Somalia ist keine Wahldemokratie, auch wenn die Übergangsverfassung eine Mehrparteiendemokratie und Gewaltenteilung vorsieht (BS 2018, S.13f). Es gibt keine freien und fairen Wahlen auf Bundes- (USDOS 13.3.2019, S.23; vgl. FH 5.6.2019b, A1) und auch keine allgemeinen Wahlen auf kommunaler oder regionaler Ebene. Politische Ämter wurden seit dem Sturz Siad Barres 1991 entweder erkämpft oder unter Ägide der internationalen Gemeinschaft hilfsweise unter Einbeziehung nicht demokratisch legitimierter traditioneller Strukturen (v.a. Clan-Strukturen) vergeben (AA 4.3.2019, S.5f). Allgemeine Wahlen sind für das Jahr 2020 geplant (AA 5.3.2019b). Angesichts der bestehenden Probleme bleibt aber abzuwarten, ob diese Wahlen wirklich stattfinden werden (NLMBZ 3.2019, S.9). Bei den Vorbereitungen dafür wurden bisher nur wenige Fortschritte gemacht (FH 5.6.2019b, A3).
Eigentlich sollte die Bundesregierung auch die Übergangsverfassung noch einmal überarbeiten, novellieren und darüber ein Referendum abhalten. Dieser Prozess ist weiterhin nicht abgeschlossen (USDOS 13.3.2019, S.23), und es gibt diesbezüglich Konflikte mit den Bundesstaaten (NLMBZ 3.2019, S.7).
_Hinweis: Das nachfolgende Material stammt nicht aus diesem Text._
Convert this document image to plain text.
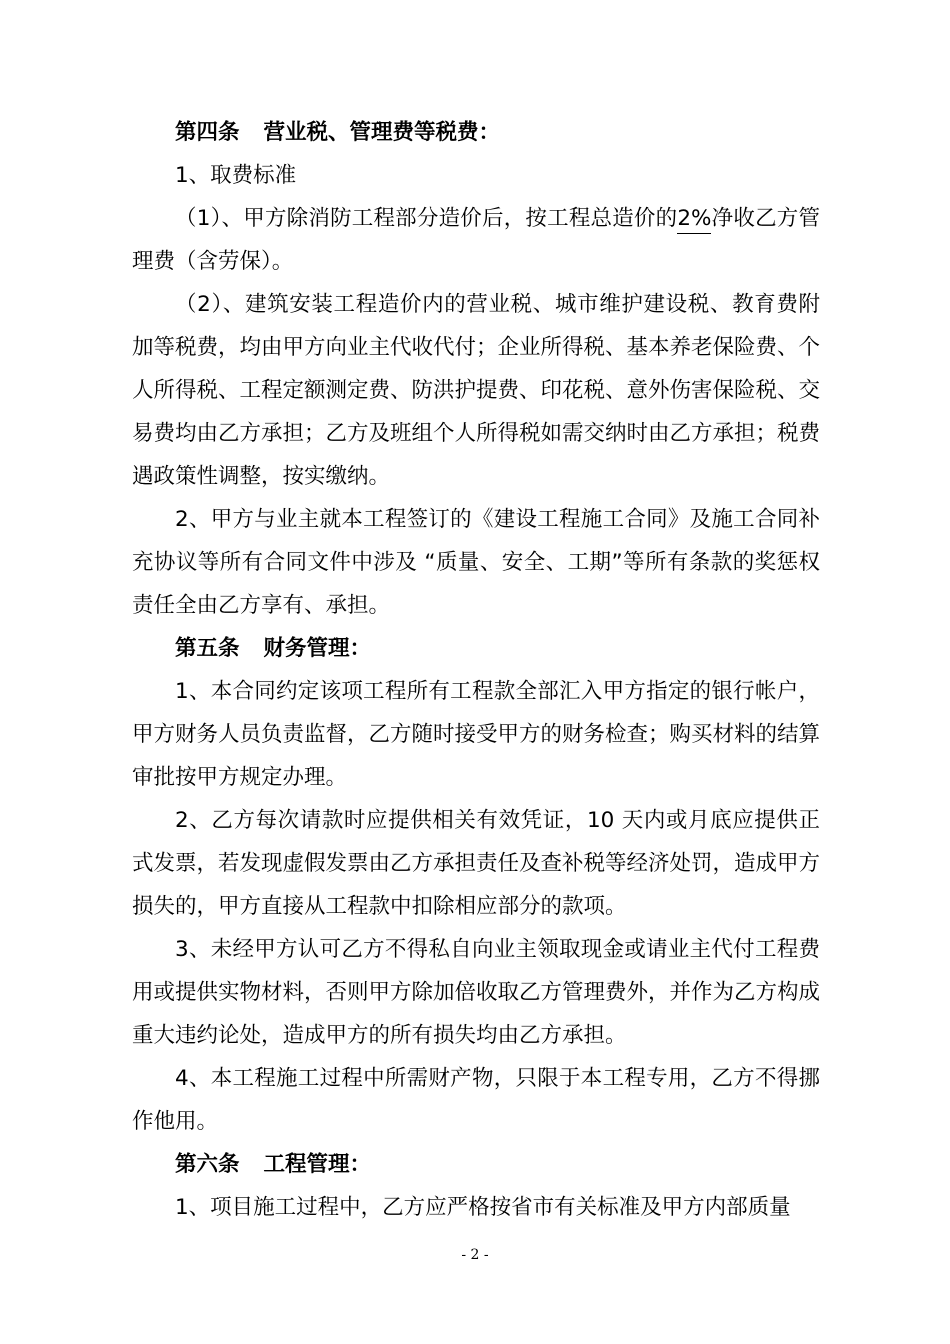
第四条 营业税、管理费等税费：

1、取费标准

（1）、甲方除消防工程部分造价后，按工程总造价的2%净收乙方管理费（含劳保）。

（2）、建筑安装工程造价内的营业税、城市维护建设税、教育费附加等税费，均由甲方向业主代收代付；企业所得税、基本养老保险费、个人所得税、工程定额测定费、防洪护提费、印花税、意外伤害保险税、交易费均由乙方承担；乙方及班组个人所得税如需交纳时由乙方承担；税费遇政策性调整，按实缴纳。

2、甲方与业主就本工程签订的《建设工程施工合同》及施工合同补充协议等所有合同文件中涉及 “质量、安全、工期”等所有条款的奖惩权责任全由乙方享有、承担。

第五条 财务管理：

1、本合同约定该项工程所有工程款全部汇入甲方指定的银行帐户，甲方财务人员负责监督，乙方随时接受甲方的财务检查；购买材料的结算审批按甲方规定办理。

2、乙方每次请款时应提供相关有效凭证，10 天内或月底应提供正式发票，若发现虚假发票由乙方承担责任及查补税等经济处罚，造成甲方损失的，甲方直接从工程款中扣除相应部分的款项。

3、未经甲方认可乙方不得私自向业主领取现金或请业主代付工程费用或提供实物材料，否则甲方除加倍收取乙方管理费外，并作为乙方构成重大违约论处，造成甲方的所有损失均由乙方承担。

4、本工程施工过程中所需财产物，只限于本工程专用，乙方不得挪作他用。

第六条 工程管理：

1、项目施工过程中，乙方应严格按省市有关标准及甲方内部质量

- 2 -
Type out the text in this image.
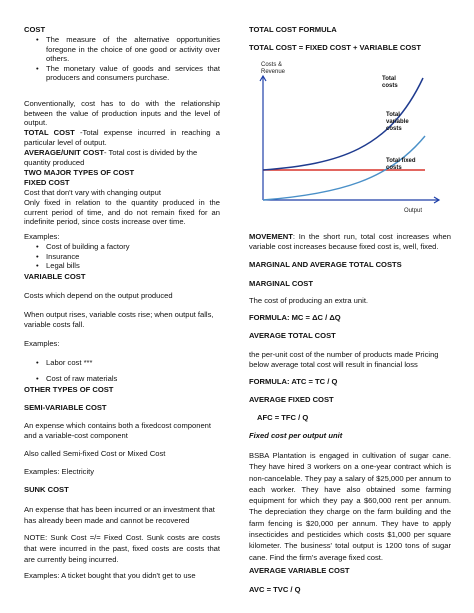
COST

• The measure of the alternative opportunities foregone in the choice of one good or activity over others.
• The monetary value of goods and services that producers and consumers purchase.

Conventionally, cost has to do with the relationship between the value of production inputs and the level of output.

TOTAL COST -Total expense incurred in reaching a particular level of output.

AVERAGE/UNIT COST- Total cost is divided by the quantity produced

TWO MAJOR TYPES OF COST

FIXED COST

Cost that don't vary with changing output

Only fixed in relation to the quantity produced in the current period of time, and do not remain fixed for an indefinite period, since costs increase over time.

Examples:

• Cost of building a factory
• Insurance
• Legal bills

VARIABLE COST

Costs which depend on the output produced

When output rises, variable costs rise; when output falls, variable costs fall.

Examples:

• Labor cost ***
• Cost of raw materials

OTHER TYPES OF COST

SEMI-VARIABLE COST

An expense which contains both a fixedcost component and a variable-cost component

Also called Semi-fixed Cost or Mixed Cost

Examples: Electricity

SUNK COST

An expense that has been incurred or an investment that has already been made and cannot be recovered

NOTE: Sunk Cost =/= Fixed Cost. Sunk costs are costs that were incurred in the past, fixed costs are costs that are currently being incurred.

Examples: A ticket bought that you didn't get to use

TOTAL COST FORMULA

TOTAL COST = FIXED COST + VARIABLE COST

Costs & Revenue
Output
Total costs
Total variable costs
Total fixed costs

MOVEMENT: In the short run, total cost increases when variable cost increases because fixed cost is, well, fixed.

MARGINAL AND AVERAGE TOTAL COSTS

MARGINAL COST

The cost of producing an extra unit.

FORMULA: MC = ΔC / ΔQ

AVERAGE TOTAL COST

the per-unit cost of the number of products made Pricing below average total cost will result in financial loss

FORMULA: ATC = TC / Q

AVERAGE FIXED COST

AFC = TFC / Q

Fixed cost per output unit

BSBA Plantation is engaged in cultivation of sugar cane. They have hired 3 workers on a one-year contract which is non-cancelable. They pay a salary of $25,000 per annum to each worker. They have also obtained some farming equipment for which they pay a $60,000 rent per annum. The depreciation they charge on the farm building and the farm fencing is $20,000 per annum. They have to apply insecticides and pesticides which costs $1,000 per square kilometer. The business' total output is 1200 tons of sugar cane. Find the firm's average fixed cost.

AVERAGE VARIABLE COST

AVC = TVC / Q
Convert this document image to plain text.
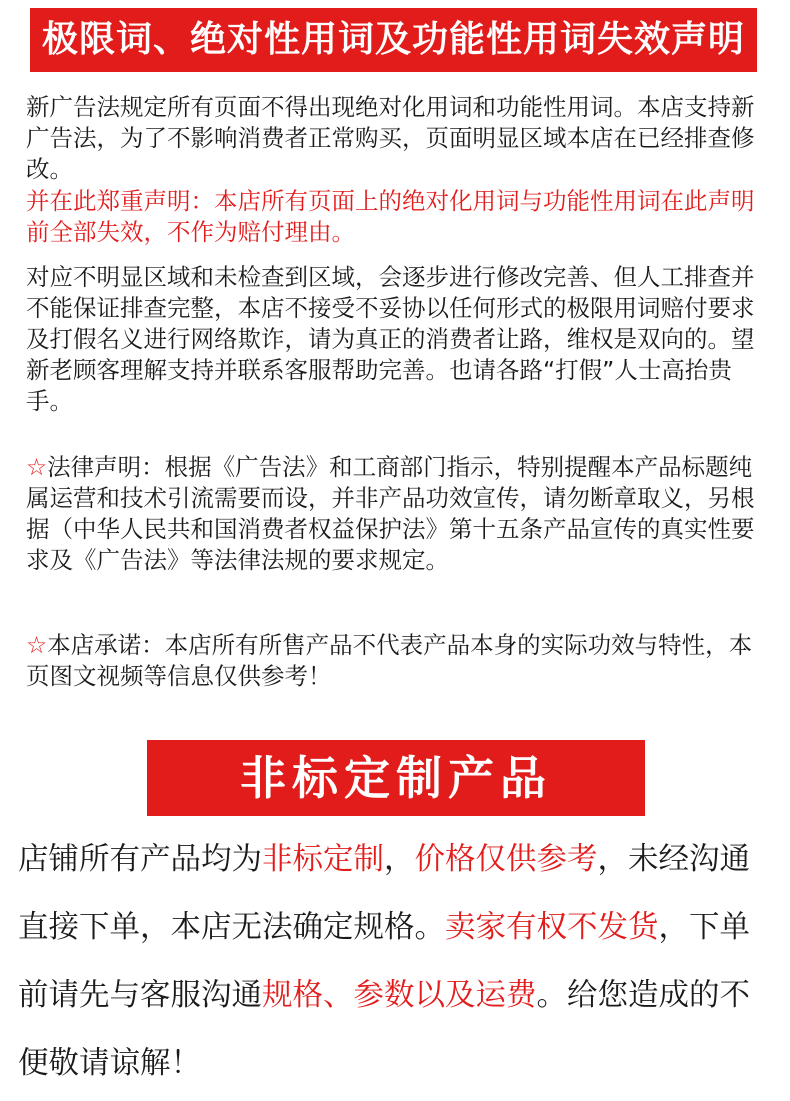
极限词、绝对性用词及功能性用词失效声明
新广告法规定所有页面不得出现绝对化用词和功能性用词。本店支持新广告法，为了不影响消费者正常购买，页面明显区域本店在已经排查修改。
并在此郑重声明：本店所有页面上的绝对化用词与功能性用词在此声明前全部失效，不作为赔付理由。
对应不明显区域和未检查到区域，会逐步进行修改完善、但人工排查并不能保证排查完整，本店不接受不妥协以任何形式的极限用词赔付要求及打假名义进行网络欺诈，请为真正的消费者让路，维权是双向的。望新老顾客理解支持并联系客服帮助完善。也请各路“打假”人士高抬贵手。
☆法律声明：根据《广告法》和工商部门指示，特别提醒本产品标题纯属运营和技术引流需要而设，并非产品功效宣传，请勿断章取义，另根据（中华人民共和国消费者权益保护法》第十五条产品宣传的真实性要求及《广告法》等法律法规的要求规定。
☆本店承诺：本店所有所售产品不代表产品本身的实际功效与特性，本页图文视频等信息仅供参考！
非标定制产品
店铺所有产品均为非标定制，价格仅供参考，未经沟通直接下单，本店无法确定规格。卖家有权不发货，下单前请先与客服沟通规格、参数以及运费。给您造成的不便敬请谅解！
Die beiden Kammern des Parlaments wurden mittels indirekter Wahlen durch ausgewählte Älteste Ende 2016 / Anfang 2017 besetzt (USDOS 13.3.2019, S.1/23). Über 14.000 Wahlmänner und -frauen waren an der Wahl der 275 Abgeordneten beteiligt. Zuvor waren Abgeordnete unmittelbar durch einzelne Clanälteste bestimmt worden (AA 4.3.2019, S.6; vgl. AA 5.3.2019b). Das Unterhaus wurde nach Clan-Zugehörigkeit besetzt, das Oberhaus nach Zugehörigkeit zu Bundesstaaten. Die Wahlen zu beiden Häusern wurden generell als von Korruption durchsetzt und geschoben erachtet (USDOS 13.3.2019, S.1/23). Sie wurden von Schmiergeldzahlungen, Einschüchterungen, Stimmenkauf und Manipulation begleitet (BS 2018, S.14/19). Dieses Wahlsystem ist zwar noch weit von einer Demokratie entfernt und unterstreicht die Bedeutung der politischen Elite (BS 2018, S.22). Trotz allem waren die Parlamentswahlen ein bemerkenswerter demokratischer Fortschritt (AA 4.3.2019, S.6; vgl. AA 5.3.2019b; BS 2018, S.22).
Insgesamt erfolgte die Zusammensetzung des Unterhauses entlang der 4.5-Formel, wonach den vier Hauptclans jeweils ein Teil der Sitze zusteht, den kleineren Clans und Minderheiten zusammen ein halber Teil (USDOS 13.3.2019, S.26; vgl. BS 2018, S.13f). Die 4.5-Formel hat zwar politischen Fortschritt gewährleistet, ist aber zugleich Ursprung von Ressentiments (SRSG 13.9.2018, S.2).
Die Präsidentschaftswahl fand am 8.2.2017 statt. Die beiden Parlamentskammern wählten den früheren Premierminister Mohamed Abdullahi Mohamed "Farmaajo" zum Präsidenten (AA 4.3.2019, S.6; vgl. BS 2018, S.14; USDOS 13.3.2019, S.1). Seine Wahl wurde als fair und transparent erachtet (USDOS 13.3.2019, S.1). Im März 2017 bestätigte das Parlament Hassan Ali Kheyre als Premierminister (AA 5.3.2019b; vgl. BS 2018, S.14). Die aktuelle Regierung agiert wie eine Regierung der nationalen Einheit. Sie wurde so zusammengesetzt, dass alle relevanten Clans und Gruppen sich in ihr wiederfinden (AA 4.3.2019, S.10).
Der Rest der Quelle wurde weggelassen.